Анджей даже не заметил, как в споре с этим человеком, который был намного старше его, перешел на развязный тон. Темнота, царящая в каюте, как бы растворила незнакомца. Анджей словно говорил с самим собой. Или, может быть, с ангелом? Он будет стоять на своем, будет бороться с ним до рассвета.
— Мне об этом французе говорил Мышинский. Марре Шуар утверждает, что расщепление атома развязало такие силы, которые не только не дадут человеку овладеть ими, но даже погубят его.
Незнакомец снова поднялся на локте, и лицо его опять попало в полосу света. Анджей увидел, как презрительная усмешка мелькнула на его губах.

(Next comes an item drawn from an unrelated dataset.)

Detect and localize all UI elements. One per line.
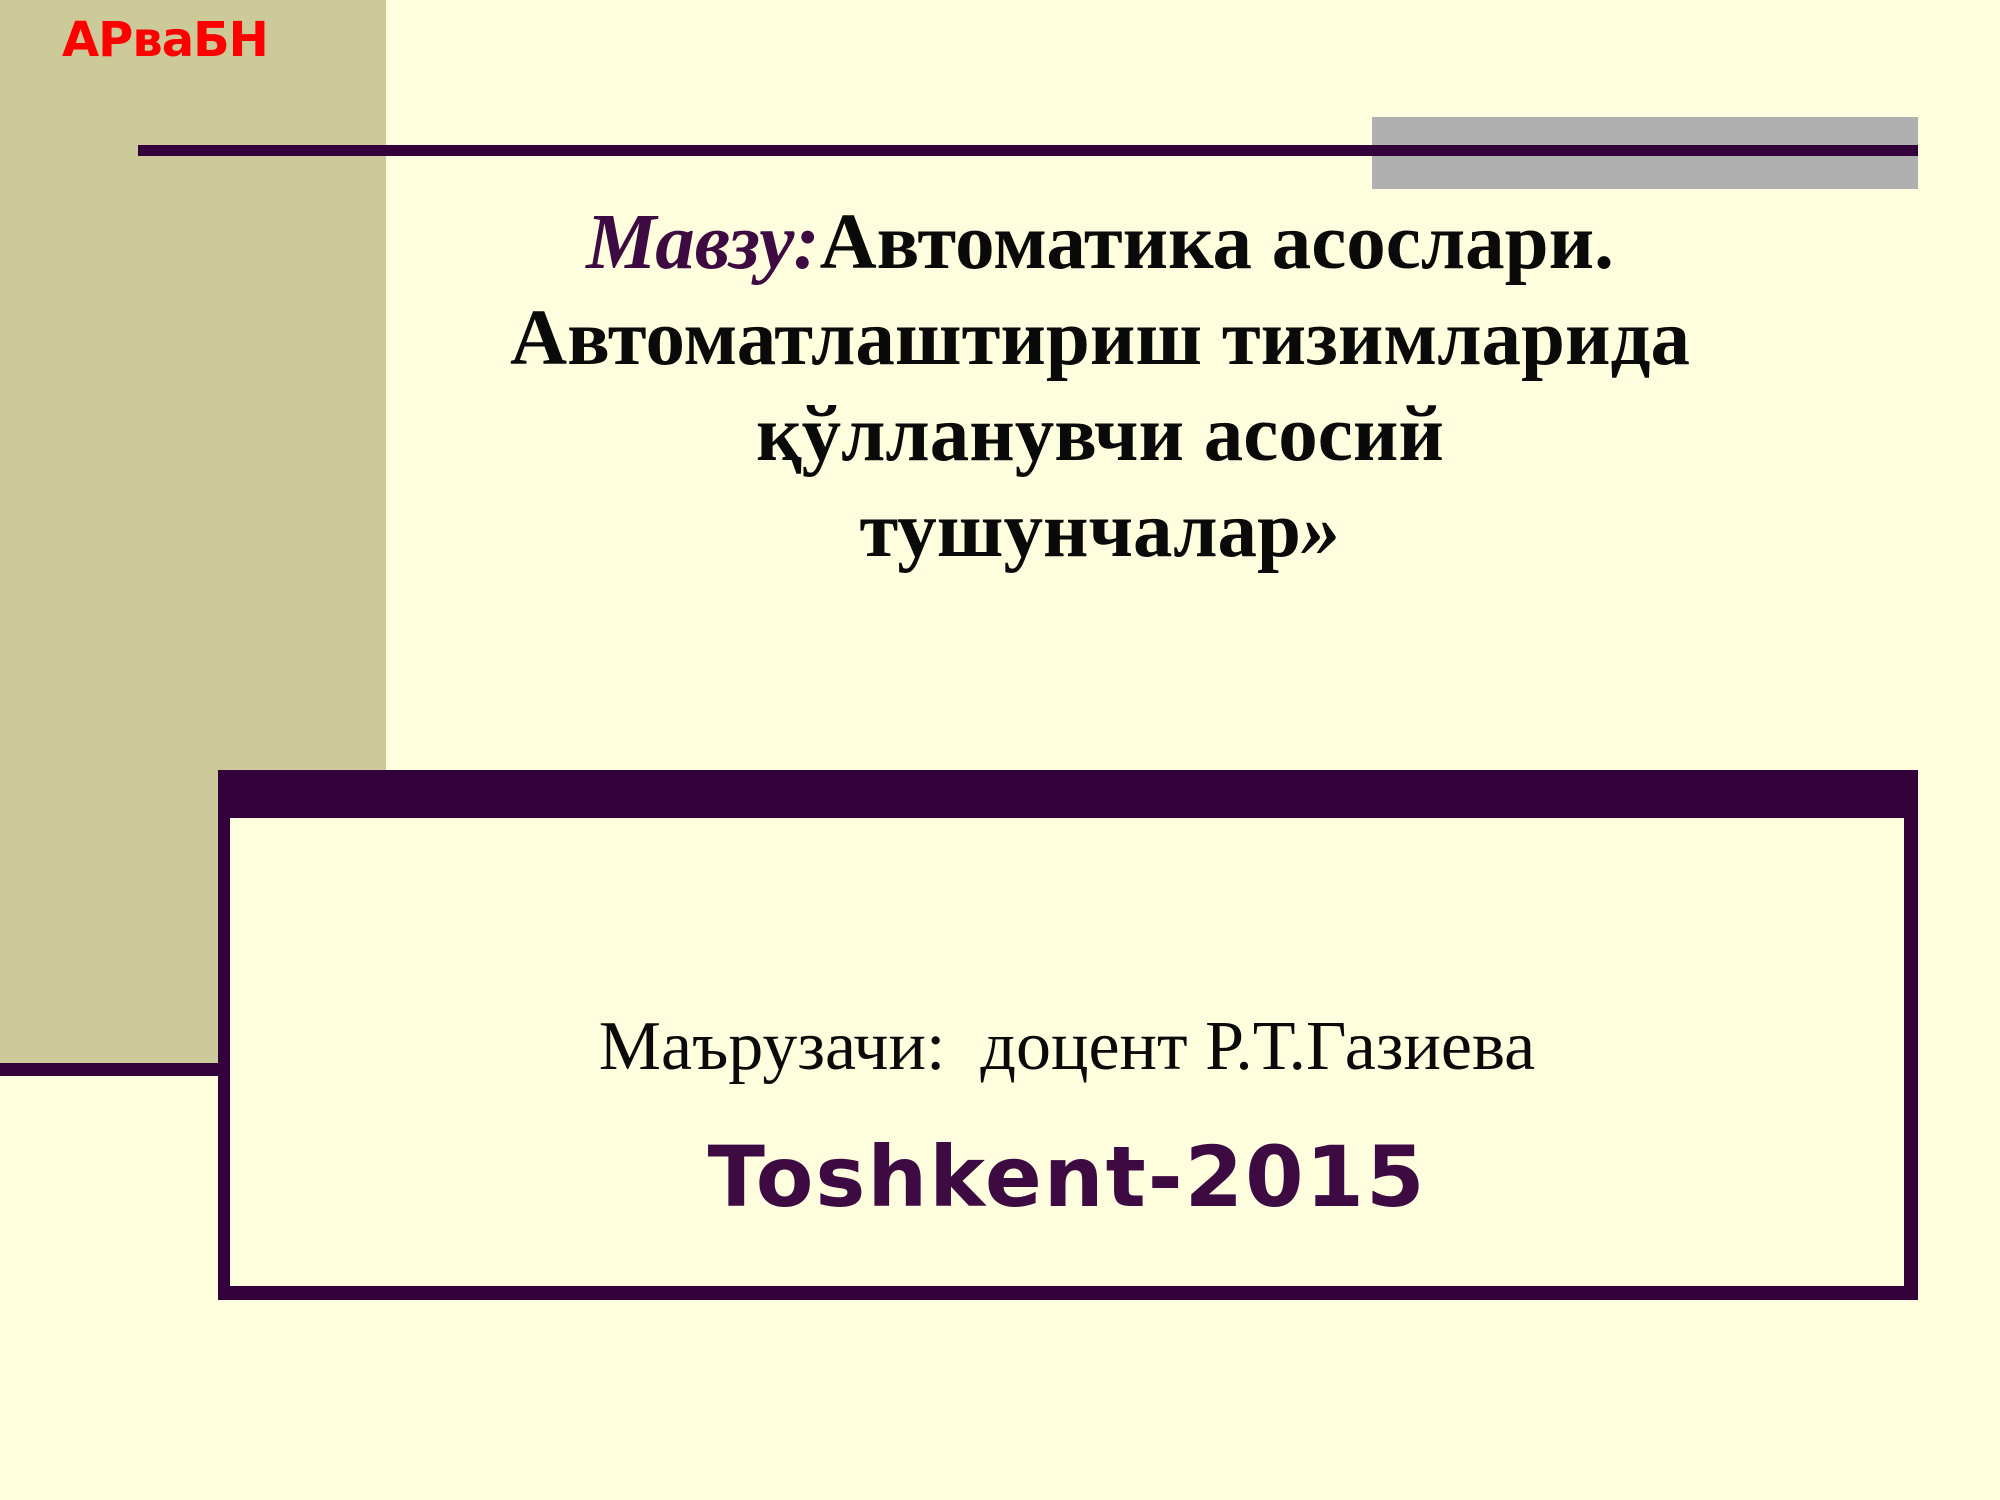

— Так вот, речь идет именно о том, чтобы эти силы оказались в руках тех людей, которые используют их на благо человечества.
Анджей опять фыркнул.
— И ты в этом уверен? Ты уверен, что гигантская сила, находящаяся в руках человека, пусть даже самого лучшего человека, не принесет с собой в мир наиопаснейший соблазн?
— Речь идет о том, чтобы сила эта была в руках общества.
— Общества, общества! Политика исключает общество. Разве Сталин — это общество?
— Сталина вынесла революция.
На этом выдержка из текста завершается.